O quadro clínico do cavaleiro João Moura, de 54 anos, «é estável», disse esta sexta-feira à agência Lusa fonte do gabinete de comunicação do Hospital de Egas Moniz, onde o toureiro está internado após uma queda de um cavalo.

Contactado pela Lusa, o apoderado (empresário) do cavaleiro tauromáquico, Abel Correia, relatou que João Moura «passou bem a noite» e que necessita de «muito descanso» nos próximos dias.

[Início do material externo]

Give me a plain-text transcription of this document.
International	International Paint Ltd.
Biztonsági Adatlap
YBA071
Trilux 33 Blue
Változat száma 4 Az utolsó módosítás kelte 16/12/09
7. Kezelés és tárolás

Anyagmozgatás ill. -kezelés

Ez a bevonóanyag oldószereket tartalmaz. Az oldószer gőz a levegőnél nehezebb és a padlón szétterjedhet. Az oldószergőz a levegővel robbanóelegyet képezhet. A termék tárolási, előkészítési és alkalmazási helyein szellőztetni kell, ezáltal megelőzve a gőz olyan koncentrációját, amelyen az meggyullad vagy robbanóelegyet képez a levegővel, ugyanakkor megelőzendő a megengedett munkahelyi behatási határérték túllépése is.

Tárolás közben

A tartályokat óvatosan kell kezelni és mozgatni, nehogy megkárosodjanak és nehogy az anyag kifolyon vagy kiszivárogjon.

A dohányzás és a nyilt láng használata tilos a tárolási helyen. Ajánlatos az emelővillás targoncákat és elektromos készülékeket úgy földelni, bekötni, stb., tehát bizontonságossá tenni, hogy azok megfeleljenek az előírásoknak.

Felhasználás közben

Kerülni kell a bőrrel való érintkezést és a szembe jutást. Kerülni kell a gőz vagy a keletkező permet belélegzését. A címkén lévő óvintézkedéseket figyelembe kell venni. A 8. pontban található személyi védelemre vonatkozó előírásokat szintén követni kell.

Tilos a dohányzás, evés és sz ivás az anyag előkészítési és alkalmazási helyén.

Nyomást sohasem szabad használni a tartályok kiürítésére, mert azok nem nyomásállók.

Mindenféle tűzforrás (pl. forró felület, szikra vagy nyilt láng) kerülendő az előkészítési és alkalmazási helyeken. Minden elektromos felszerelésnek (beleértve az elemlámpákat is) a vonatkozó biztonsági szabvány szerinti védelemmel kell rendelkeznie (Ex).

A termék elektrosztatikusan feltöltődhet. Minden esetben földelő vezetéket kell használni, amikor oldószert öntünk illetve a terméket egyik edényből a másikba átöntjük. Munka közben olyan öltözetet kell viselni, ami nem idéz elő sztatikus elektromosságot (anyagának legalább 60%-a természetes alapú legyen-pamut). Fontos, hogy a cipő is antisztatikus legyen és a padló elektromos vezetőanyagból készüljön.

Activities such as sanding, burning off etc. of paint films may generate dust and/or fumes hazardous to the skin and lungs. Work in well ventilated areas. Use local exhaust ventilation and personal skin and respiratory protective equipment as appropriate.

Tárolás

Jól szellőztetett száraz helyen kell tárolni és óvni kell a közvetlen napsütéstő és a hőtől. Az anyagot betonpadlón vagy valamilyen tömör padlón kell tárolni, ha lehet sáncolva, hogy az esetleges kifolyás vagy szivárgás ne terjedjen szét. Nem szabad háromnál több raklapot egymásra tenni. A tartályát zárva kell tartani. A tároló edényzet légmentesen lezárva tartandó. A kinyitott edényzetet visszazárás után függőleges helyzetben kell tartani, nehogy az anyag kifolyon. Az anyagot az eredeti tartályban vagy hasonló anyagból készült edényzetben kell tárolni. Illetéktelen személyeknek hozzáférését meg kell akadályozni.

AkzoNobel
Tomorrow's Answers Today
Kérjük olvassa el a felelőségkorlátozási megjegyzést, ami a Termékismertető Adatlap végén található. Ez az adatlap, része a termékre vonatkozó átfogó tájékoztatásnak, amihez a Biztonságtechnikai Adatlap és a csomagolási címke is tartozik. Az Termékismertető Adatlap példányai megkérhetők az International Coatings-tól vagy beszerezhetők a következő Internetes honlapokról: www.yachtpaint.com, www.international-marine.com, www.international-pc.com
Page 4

O cavaleiro sofreu na quinta-feira à tarde um traumatismo cranioencefálico, com perda de conhecimento, na sequência de uma queda de um cavalo, em Monforte, tendo sido transportado para o hospital de Portalegre.

Na unidade de saúde, onde chegou consciente e estável, foi feita uma Tomografia Axial Computorizada (TAC), na qual lhe foi diagnosticado um «pequeno foco de contusão hemorrágico à esquerda», indicou à Lusa fonte hospitalar.

Após realizar todos os exames, o toureiro foi transferido de Portalegre, por ambulância, para o Hospital São Francisco Xavier e, posteriormente, para o Hospital de Egas Moniz, ambos em Lisboa.

A queda ocorreu na Quinta de Santo António, em Monforte, propriedade do toureiro, ao final da tarde de quinta-feira, tendo os bombeiros sido alertados às 19:00.

O cavaleiro João Moura tomou a alternativa em 1978, na praça de toiros de Santarém, sendo considerado pelos aficionados o toureiro português de maior relevo na história da tauromaquia nacional, conquistando além-fronteiras, sobretudo em Espanha, «grande notoriedade» ao abrir por nove vezes a porta grande da principal praça de toiros do mundo, Las Ventas (Madrid).